Now, I'm painfully aware that America's economic woes are far from over and
that it will be several months before the world's strongest nation gets back
on its feet. However, unlike some other analysts, I don't foresee a total collapse
in the near-future. In my view, what is more likely is that the US economy
will muddle through for another year and we'll probably see a short-lived recovery
thereafter. Already, certain leading economic indicators are showing signs
of bottoming out and it seems that the worst may be over.
Make no mistake, America's establishment has elected to postpone judgement
day by using taxpayers' money. Rather than letting the system clear itself
out now, Mr. Obama has intervened in the free-market system by nationalising
the banks' losses. Furthermore, Mr. Bernanke has used various tools in order
to bail-out the banking system. First, he dropped the Fed Funds Rate to almost
zero and when that wasn't enough, Mr. Bernanke injected huge amounts of money
into America's banking system. It is shocking to note that over the past year,
America's monetary base has more than doubled from US$800 billion to roughly
US$1.6 trillion (Figure 1)! Finally, Mr. Bernanke recently announced the Federal
Reserve's intention of monetising debt by buying US Treasuries from newly created
money.
Figure 1: Mr. Bernanke in action!

Source: Federal Reserve Bank of St. Louis
All of these measures may have averted short-term disaster, but all that has
happened is that the underlying problems have been postponed into the
future. By following the above short-sighted and misguided policies, American
leaders have decided to burden their children and grandchildren with even greater
quantities of debt.
It is my observation that the American establishment's prime motive is to
prop-up asset markets; never mind that such an objective will incur a massive
cost to the American society.
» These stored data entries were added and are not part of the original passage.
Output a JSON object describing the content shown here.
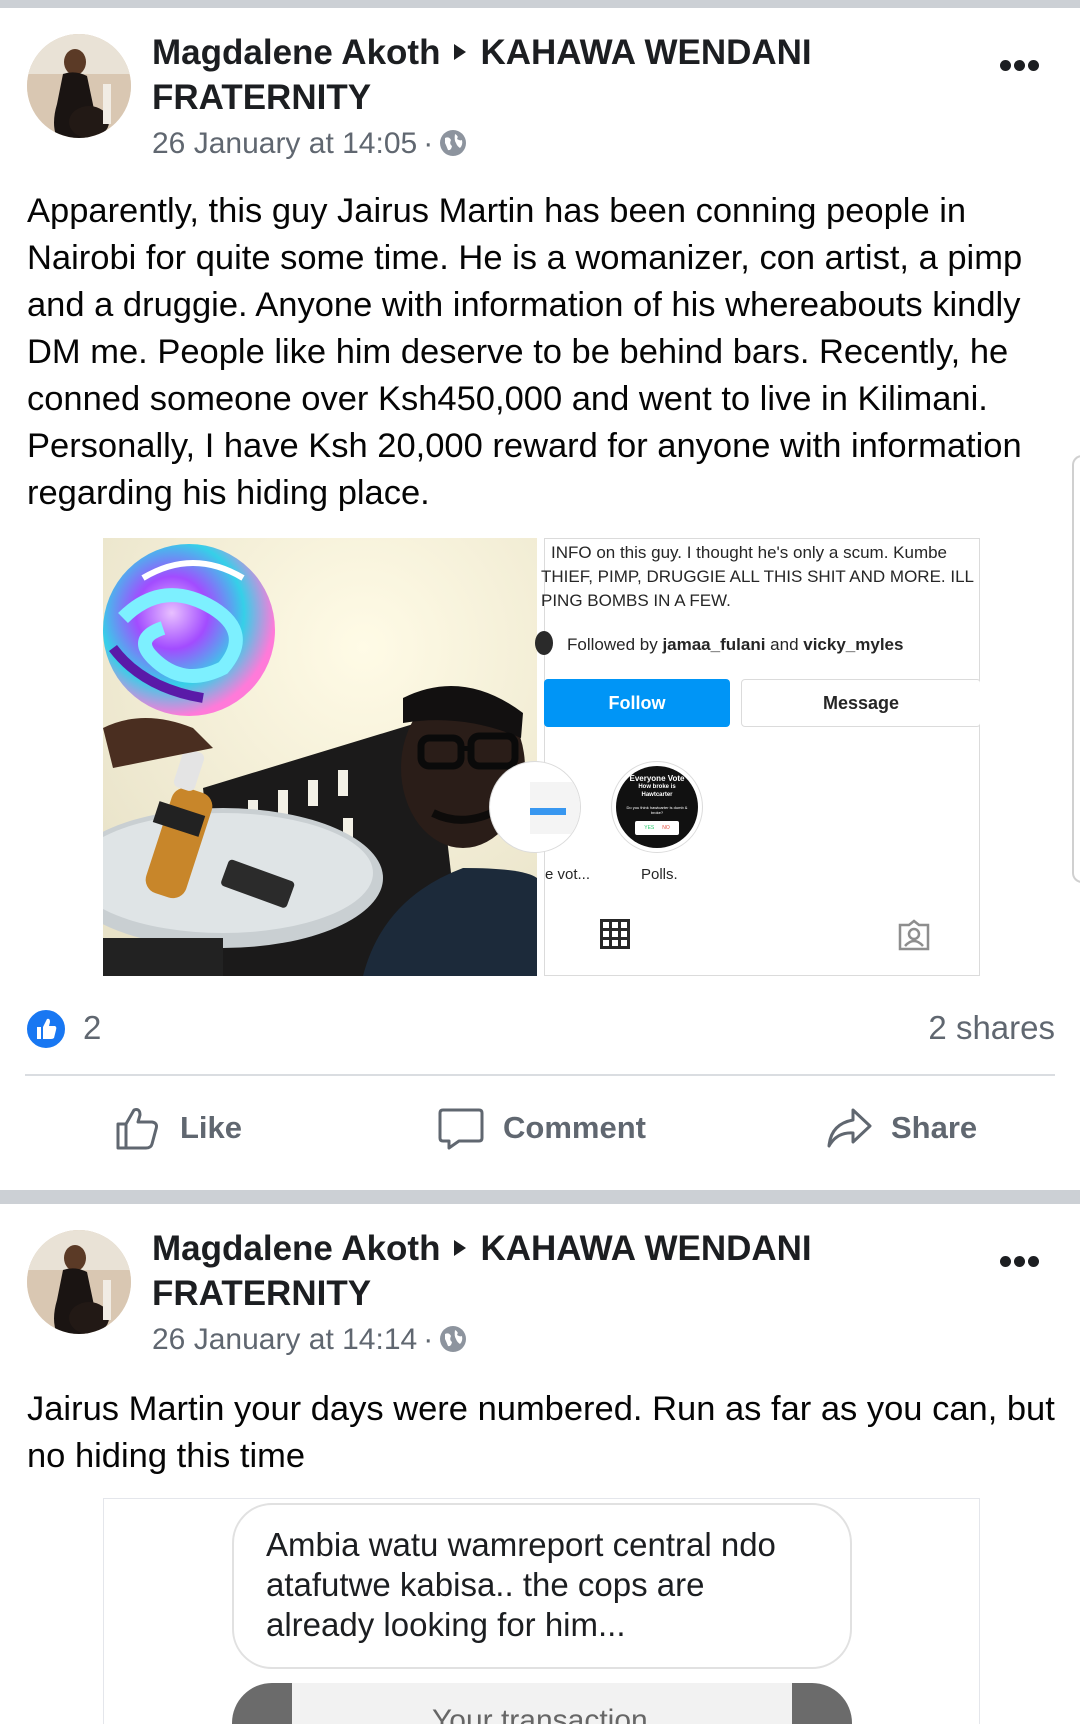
{
  "posts": [
    {
      "author": "Magdalene Akoth",
      "group": "KAHAWA WENDANI FRATERNITY",
      "timestamp": "26 January at 14:05",
      "meta_sep": "·",
      "text": "Apparently, this guy Jairus Martin has been conning people in Nairobi for quite some time. He is a womanizer, con artist, a pimp and a druggie. Anyone with information of his whereabouts kindly DM me. People like him deserve to be behind bars. Recently, he conned someone over Ksh450,000 and went to live in Kilimani. Personally, I have Ksh 20,000 reward for anyone with information regarding his hiding place.",
      "instagram": {
        "bio_line1": "INFO on this guy. I thought he's only a scum. Kumbe",
        "bio_line2": "THIEF, PIMP, DRUGGIE ALL THIS SHIT AND MORE. ILL",
        "bio_line3": "PING BOMBS IN A FEW.",
        "followed_prefix": "Followed by ",
        "followed_user1": "jamaa_fulani",
        "followed_and": " and ",
        "followed_user2": "vicky_myles",
        "follow_label": "Follow",
        "message_label": "Message",
        "highlight1_label": "e vot...",
        "highlight2_label": "Polls.",
        "poll_title": "Everyone Vote",
        "poll_subtitle": "How broke is Hawtcarter",
        "poll_question": "Do you think hawtcarter is dumb & broke?",
        "poll_yes": "YES",
        "poll_no": "NO"
      },
      "like_count": "2",
      "shares": "2 shares"
    },
    {
      "author": "Magdalene Akoth",
      "group": "KAHAWA WENDANI FRATERNITY",
      "timestamp": "26 January at 14:14",
      "meta_sep": "·",
      "text": "Jairus Martin your days were numbered. Run as far as you can, but no hiding this time",
      "chat": {
        "message": "Ambia watu wamreport central ndo atafutwe kabisa.. the cops are already looking for him...",
        "partial_text": "Your transaction"
      }
    }
  ],
  "actions": {
    "like": "Like",
    "comment": "Comment",
    "share": "Share"
  },
  "colors": {
    "facebook_blue": "#1877f2",
    "instagram_blue": "#0095f6",
    "secondary_text": "#606770"
  }
}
Let there be no doubt that by printing money,
running massive deficits and increasing the national debt, American leaders
are debasing their currency and setting the stage whereby foreigners will end
up owning a large chunk of corporate America.
There is no doubt in my mind that over the following years, we will witness
a massive shift of wealth and power from the West to the East. Over the past
few decades, American companies were at the top of their game and they infiltrated
the whole world. Now, it is probable that over the coming decade or two, we
will see more and more foreign companies and governments increasing their stakes
in American corporations.
In summary, the recent policy measures (monetary and fiscal easing accompanied
by the nationalisation of private losses) adopted by the US government may
have succeeded in stabilising the economy and supporting asset prices in the
near-term, but the end result will be a significantly weaker US Dollar
and very high inflation.
Courtesy of the global stimulus, the price of precious metals and other tangibles
should appreciate over the following years. However, over the short-term, if
seasonal trends remain intact, gold is likely to correct over the summer months.
Same applies to other precious metals. Therefore, nimble traders may want to
sell out of bullion with the intention of buying back in a few weeks time.
Long-term investors should ignore the action and simply go for a nice summer
holiday. Precious metals mining stocks have a tendency to fall sharply over
the summer so wait for a pullback before investing additional funds.